Math is an essential part of daily life at any age. For adults, math is found in common, everyday tasks like paying the bills, creating a recipe, or making simple home repairs. In early education, math instruction should focus on integrating mathematical concepts that are engaging and relevant to a child’s experiences and knowledge. Doing so, ensures that math is seen as a useful skill in the lives of students throughout their school years, and beyond.
Try the following ideas to help expand your child’s math skills at home, by making it simple and easy to understand depending on their age:
- Read plenty of number books with your child. As you read, point to the numbers and images used to represent them.
- Point out and identify different shapes. For example, “This paper is a rectangle. This plate is a circle. This sign is a square.”
- When talking to your child, introduce sequencing. Your morning schedule provides a great opportunity—first you wake up, next you eat breakfast, and last you get dressed.
- Encourage your child to make familiar shapes out of playdough, such as squares, triangles, and circles.
- Label your child’s toy boxes with a picture of what belongs inside. When cleaning up, encourage your child to place their toys in the box with the matching picture.
- While playing with your child, encourage them to count objects. This could include blocks, stuffed animals, balls, etc.
- While coloring, put two crayons next to each other. Line up the ends and ask which one is longer. If they answer correctly, shift the crayons so the ends are no longer lined up and ask the same question.
- Model mathematical language when possible. For example, “There were four of us at the dinner table, but one person left. Now, there are less people at the table.”
- Provide opportunities to experiment with non-standard measuring tools such as bowls, spoons, and cups. Encourage critical thought by asking questions such as, “How many scoops of water do you think could fit in this bowl?”

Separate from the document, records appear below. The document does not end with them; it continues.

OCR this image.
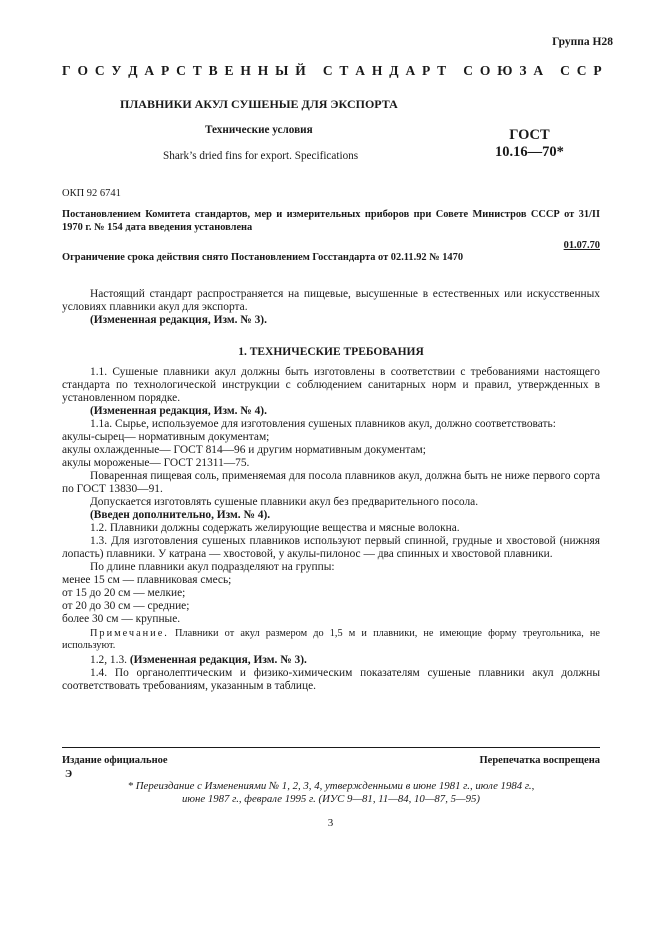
Группа Н28
Г О С У Д А Р С Т В Е Н Н Ы Й
С Т А Н Д А Р Т
С О Ю З А
С С Р
ПЛАВНИКИ АКУЛ СУШЕНЫЕ ДЛЯ ЭКСПОРТА
Технические условия
Shark’s dried fins for export. Specifications
ГОСТ
10.16—70*
ОКП 92 6741
Постановлением Комитета стандартов, мер и измерительных приборов при Совете Министров СССР от 31/II 1970 г. № 154 дата введения установлена
01.07.70
Ограничение срока действия снято Постановлением Госстандарта от 02.11.92 № 1470

Настоящий стандарт распространяется на пищевые, высушенные в естественных или искусственных условиях плавники акул для экспорта.

(Измененная редакция, Изм. № 3).

1. ТЕХНИЧЕСКИЕ ТРЕБОВАНИЯ

1.1. Сушеные плавники акул должны быть изготовлены в соответствии с требованиями настоящего стандарта по технологической инструкции с соблюдением санитарных норм и правил, утвержденных в установленном порядке.

(Измененная редакция, Изм. № 4).

1.1а. Сырье, используемое для изготовления сушеных плавников акул, должно соответствовать:

акулы-сырец— нормативным документам;

акулы охлажденные— ГОСТ 814—96 и другим нормативным документам;

акулы мороженые— ГОСТ 21311—75.

Поваренная пищевая соль, применяемая для посола плавников акул, должна быть не ниже первого сорта по ГОСТ 13830—91.

Допускается изготовлять сушеные плавники акул без предварительного посола.

(Введен дополнительно, Изм. № 4).

1.2. Плавники должны содержать желирующие вещества и мясные волокна.

1.3. Для изготовления сушеных плавников используют первый спинной, грудные и хвостовой (нижняя лопасть) плавники. У катрана — хвостовой, у акулы-пилонос — два спинных и хвостовой плавники.

По длине плавники акул подразделяют на группы:

менее 15 см — плавниковая смесь;

от 15 до 20 см — мелкие;

от 20 до 30 см — средние;

более 30 см — крупные.

Примечание. Плавники от акул размером до 1,5 м и плавники, не имеющие форму треугольника, не используют.

1.2, 1.3. (Измененная редакция, Изм. № 3).

1.4. По органолептическим и физико-химическим показателям сушеные плавники акул должны соответствовать требованиям, указанным в таблице.

Издание официальное	Перепечатка воспрещена
Э
* Переиздание с Изменениями № 1, 2, 3, 4, утвержденными в июне 1981 г., июле 1984 г.,
июне 1987 г., феврале 1995 г. (ИУС 9—81, 11—84, 10—87, 5—95)
3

- Encourage your child to think about fractions. For example, ask how you should cut a sandwich so that you create two equal pieces.
- While your child is playing with a group of toys, ask them to sort the objects by size, color, or type. Once they have done this, ask to follow up questions. If using animals, sort by those living on land vs. those living in water. Ask about the total number of animals and how many would remain if you took away all the water animals.
- Play games involving an auditory pattern. Create a sequence for them to listen to, then ask them to repeat it.